Happy Birthday Ms. Diana Ross!
“You can’t just sit there and wait for people to give you that golden dream. You’ve got to get out there and make it happen for yourself.” – Diana Ross
As a child, Diana Ross could do no wrong in my eyes. She was beautiful, graceful, glamorous, and was a super star. To me, mother was an every woman version of Ms. Ross. My mom was thin, graceful, stylish and beautiful. On days she was suppose to visit, I would take forever looking for the perfect outfit. I wanted to match her coolness, grace, and style. As always, I made sure (as much as a 5 year old could) my hair was done, bangs popping, knee socks even, dress perfect.
I don’t remember waiting or ever being let down, if she ever missed an announced visit, I don’t recall; all I knew pure joy when she came. She would arrive looking like a Soul Train dancer and I would walk hand and hand with her, looking up to her thinking how lucky I was and looking around to see if any of my failed saw me walking with my mother as we left my grandparent’s home. It wasn’t until years later I would be able to see past her facade and have insight to what was brewing past them eyes and tight smile.
On this day, she had a micro mini dress, an Afro that would compete with Angela Davis. That day, she gave me Holly Hobbie paper doll book. She had borrowed a friend’s truck and when I climbed in, there was a loft of bread next to my new book, which meant we were going to feed the ducks. I never remember our conversations, but I just knew I was happy and proud. I wanted to be just like my mom. Our days together were always too short, but even then I knew home was with my grandparents.

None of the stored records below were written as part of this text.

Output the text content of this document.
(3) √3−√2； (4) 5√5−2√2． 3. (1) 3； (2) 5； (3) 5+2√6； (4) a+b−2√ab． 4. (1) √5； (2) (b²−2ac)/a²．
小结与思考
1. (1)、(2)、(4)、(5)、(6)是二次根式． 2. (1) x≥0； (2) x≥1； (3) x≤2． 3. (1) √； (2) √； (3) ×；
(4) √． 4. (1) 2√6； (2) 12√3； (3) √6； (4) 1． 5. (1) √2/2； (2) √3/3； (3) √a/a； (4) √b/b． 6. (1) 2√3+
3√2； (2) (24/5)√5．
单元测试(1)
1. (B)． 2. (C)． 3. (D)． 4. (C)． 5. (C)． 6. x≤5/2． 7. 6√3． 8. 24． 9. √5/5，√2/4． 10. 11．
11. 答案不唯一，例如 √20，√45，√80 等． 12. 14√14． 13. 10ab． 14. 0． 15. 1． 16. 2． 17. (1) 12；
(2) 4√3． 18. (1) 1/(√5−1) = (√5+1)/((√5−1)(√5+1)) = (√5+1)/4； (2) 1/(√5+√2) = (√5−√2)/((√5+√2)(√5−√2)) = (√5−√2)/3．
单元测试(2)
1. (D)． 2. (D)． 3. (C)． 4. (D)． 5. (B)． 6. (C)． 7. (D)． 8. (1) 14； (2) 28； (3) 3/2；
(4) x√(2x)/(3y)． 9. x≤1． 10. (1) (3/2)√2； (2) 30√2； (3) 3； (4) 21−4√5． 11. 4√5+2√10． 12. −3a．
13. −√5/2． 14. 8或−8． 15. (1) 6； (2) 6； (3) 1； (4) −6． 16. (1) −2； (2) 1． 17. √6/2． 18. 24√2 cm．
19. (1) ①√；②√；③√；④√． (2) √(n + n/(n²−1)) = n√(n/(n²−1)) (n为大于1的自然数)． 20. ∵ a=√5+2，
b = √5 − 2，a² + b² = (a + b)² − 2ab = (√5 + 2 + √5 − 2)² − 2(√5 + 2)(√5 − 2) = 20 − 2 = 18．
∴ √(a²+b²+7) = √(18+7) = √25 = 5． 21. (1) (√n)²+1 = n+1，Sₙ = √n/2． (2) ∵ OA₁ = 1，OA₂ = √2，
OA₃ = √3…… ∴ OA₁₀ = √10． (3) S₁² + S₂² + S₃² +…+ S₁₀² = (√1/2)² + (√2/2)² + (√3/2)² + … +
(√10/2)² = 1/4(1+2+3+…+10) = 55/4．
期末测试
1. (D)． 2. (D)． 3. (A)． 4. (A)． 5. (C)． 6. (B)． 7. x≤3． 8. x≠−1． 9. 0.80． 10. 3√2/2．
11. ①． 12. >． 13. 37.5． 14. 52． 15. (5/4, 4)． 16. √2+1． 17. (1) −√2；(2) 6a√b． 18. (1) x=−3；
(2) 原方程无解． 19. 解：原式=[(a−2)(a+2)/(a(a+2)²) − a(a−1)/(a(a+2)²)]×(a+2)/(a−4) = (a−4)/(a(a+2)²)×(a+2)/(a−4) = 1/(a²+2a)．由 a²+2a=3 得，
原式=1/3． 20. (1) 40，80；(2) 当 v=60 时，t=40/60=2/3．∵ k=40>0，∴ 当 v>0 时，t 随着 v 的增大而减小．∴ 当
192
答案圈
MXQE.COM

I got home and would spend hours with my paper doll. Carefully punching out all the outfits and creating new ones with Grams. One day I would go from paper dolls to Barbie dolls, but until then my paper dolls were my babies and I handled them with care. Family members would add to my collections, Grams would reinforce them with cardboard, stretching their life expectancy well past what they were intended.
Writing these stories I realize I might be romanizing these memories a tad bit, especially as I’m writing them my mother and I are estranged. While recalling my past this isn’t lost on me, but at the core, through it all, I know I was loved by a village that included my mother.